Sterling rose versus 11 of its 16 major counterparts as the Confederation of British Industry maintained its forecast for growth to quicken over the next two years. A U.K. industry report last week showed the economy expanded in the three months through April, while analysts predict data tomorrow will show euro-area gross domestic product shrank in the first quarter. U.K. government bonds were little changed before the Debt Management Office sells five-year securities tomorrow.
“The trend of economic releases shows more optimism about the U.K. than about the euro zone and that should be reflected in sterling,” said Steve Barrow, head of Group-of-10 research at Standard Bank Plc in London. “GDP data in the euro zone is expected to be negative. I’m expecting the pound to move through the 84 pence area, probably this week.”
The pound gained 0.1 percent to 84.47 pence per euro at 1:44 p.m. London time after appreciating to 83.98 pence on April 26, the strongest level since Jan. 24. Sterling was little changed at $1.5354.
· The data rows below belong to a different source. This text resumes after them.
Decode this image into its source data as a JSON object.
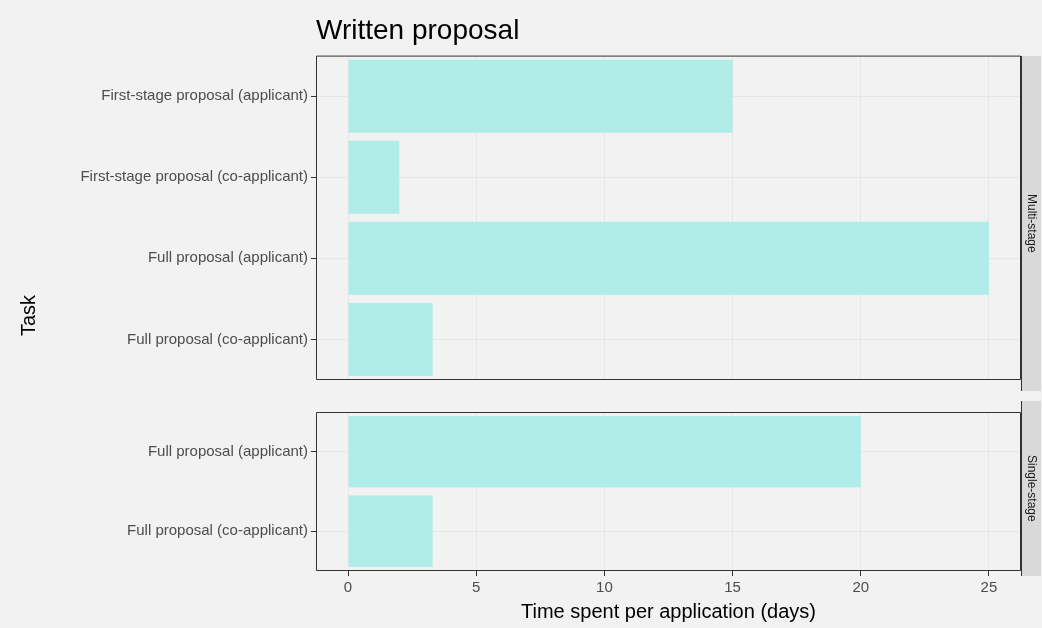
{
  "chart_data": [
    {
      "type": "bar",
      "title": "Written proposal",
      "ylabel": "Task",
      "orientation": "horizontal",
      "categories": [
        "First-stage proposal (applicant)",
        "First-stage proposal (co-applicant)",
        "Full proposal (applicant)",
        "Full proposal (co-applicant)"
      ],
      "values": [
        15,
        2,
        25,
        3.3
      ],
      "color": "#b0ede8",
      "xlim": [
        -1.25,
        26.25
      ],
      "xticks": [
        0,
        5,
        10,
        15,
        20,
        25
      ],
      "grid": true,
      "tick_labels": "y",
      "annotations": [
        "Multi-stage"
      ]
    },
    {
      "type": "bar",
      "xlabel": "Time spent per application (days)",
      "orientation": "horizontal",
      "categories": [
        "Full proposal (applicant)",
        "Full proposal (co-applicant)"
      ],
      "values": [
        20,
        3.3
      ],
      "color": "#b0ede8",
      "xlim": [
        -1.25,
        26.25
      ],
      "xticks": [
        0,
        5,
        10,
        15,
        20,
        25
      ],
      "grid": true,
      "annotations": [
        "Single-stage"
      ]
    }
  ]
}
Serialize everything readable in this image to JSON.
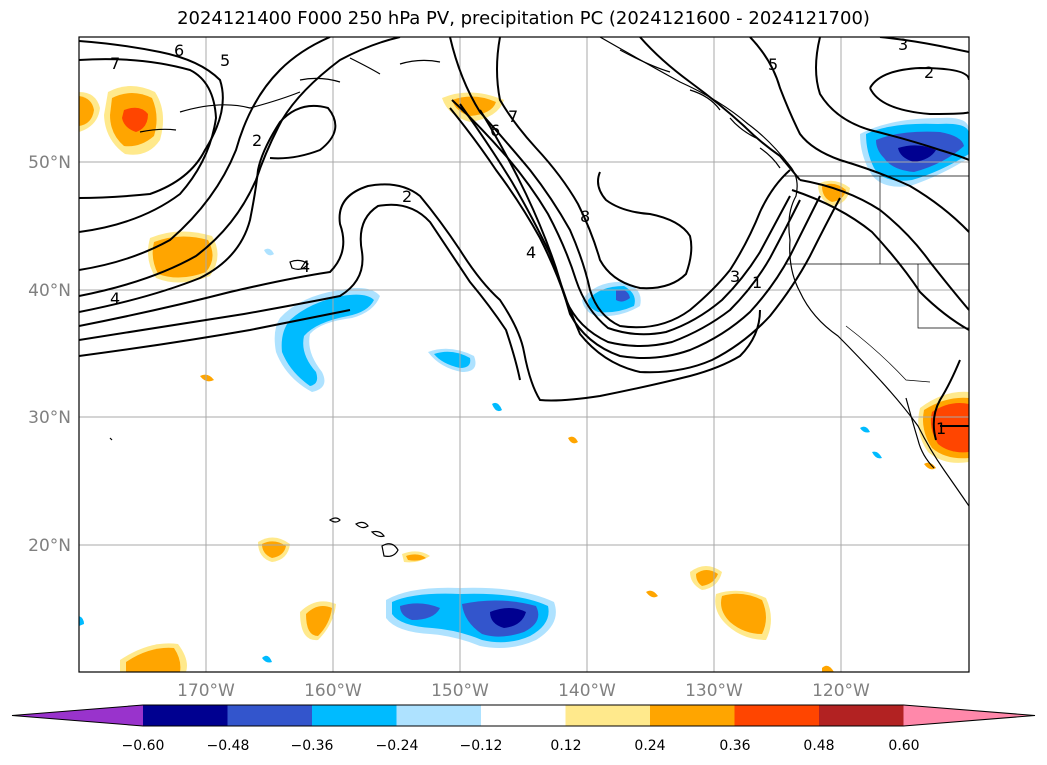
{
  "title": "2024121400 F000 250 hPa PV, precipitation PC (2024121600 - 2024121700)",
  "map": {
    "lat_labels": [
      "50°N",
      "40°N",
      "30°N",
      "20°N"
    ],
    "lon_labels": [
      "170°W",
      "160°W",
      "150°W",
      "140°W",
      "130°W",
      "120°W"
    ],
    "grid_color": "#a9a9a9"
  },
  "pv_contour_labels": [
    "7",
    "6",
    "5",
    "2",
    "2",
    "4",
    "4",
    "7",
    "6",
    "8",
    "4",
    "3",
    "1",
    "5",
    "3",
    "2",
    "1"
  ],
  "colorbar": {
    "tick_labels": [
      "−0.60",
      "−0.48",
      "−0.36",
      "−0.24",
      "−0.12",
      "0.12",
      "0.24",
      "0.36",
      "0.48",
      "0.60"
    ],
    "colors": [
      "#9933cc",
      "#000090",
      "#3355cc",
      "#00bbff",
      "#aee2ff",
      "#ffffff",
      "#ffe98c",
      "#ffa500",
      "#ff4500",
      "#b22222",
      "#ff88aa"
    ]
  },
  "icons": {
    "hawaii": "hawaii-islands-icon",
    "coast": "north-america-coastline-icon"
  }
}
The CBI’s quarterly forecasts showed the economy will grow 1 percent this year and 2 percent in 2014, the same as it estimated in February. Britain’s GDP expanded 0.8 percent in the three months through April, the National Institute of Economic and Social Research said May 9.
“In the conversations I have with business leaders, I’ve been hearing that whilst firms are on a cautious footing, there’s a bit more confidence about the economic outlook,” CBI Director-General John Cridland said at a press conference in London. “The right way to judge the economy is that it’s moving from flat to growth.”
The euro-area economy shrank 0.1 percent last quarter, according to a Bloomberg News survey before the report is released on May 15.
Futures traders increased bets the pound will weaken against the dollar, figures from the Washington-based Commodity Futures Trading Commission show. The difference in the number of wagers by hedge funds and other large speculators on a decline in the pound compared with those on a gain was 63,086 on May 7, compared with so-called net shorts of 58,607 a week earlier.
The pound has strengthened 2.2 percent in the past month, the second-best performer after the Canadian dollar of 10 developed-market currencies tracked by Bloomberg Correlation-Weighted Indexes. The U.S. currency rose 2.1 percent and the euro gained 0.9 percent.
The 10-year gilt yield was little changed at 1.89 percent after rising 12 basis points, or 0.12 percentage point, during the previous two trading days. The price of the 1.75 percent bond due in September 2022 was 98.815.
The Debt Management Office will sell 4.75 billion pounds of five-year gilts tomorrow and 2.5 billion pounds of 30-year securities on May 16.
U.K. gilts handed investors a loss of 1.7 percent this month through May 10, according to indexes compiled by Bloomberg and the European Federation of Financial Analysts Societies. German bonds fell 1 percent and Treasuries dropped 0.9 percent.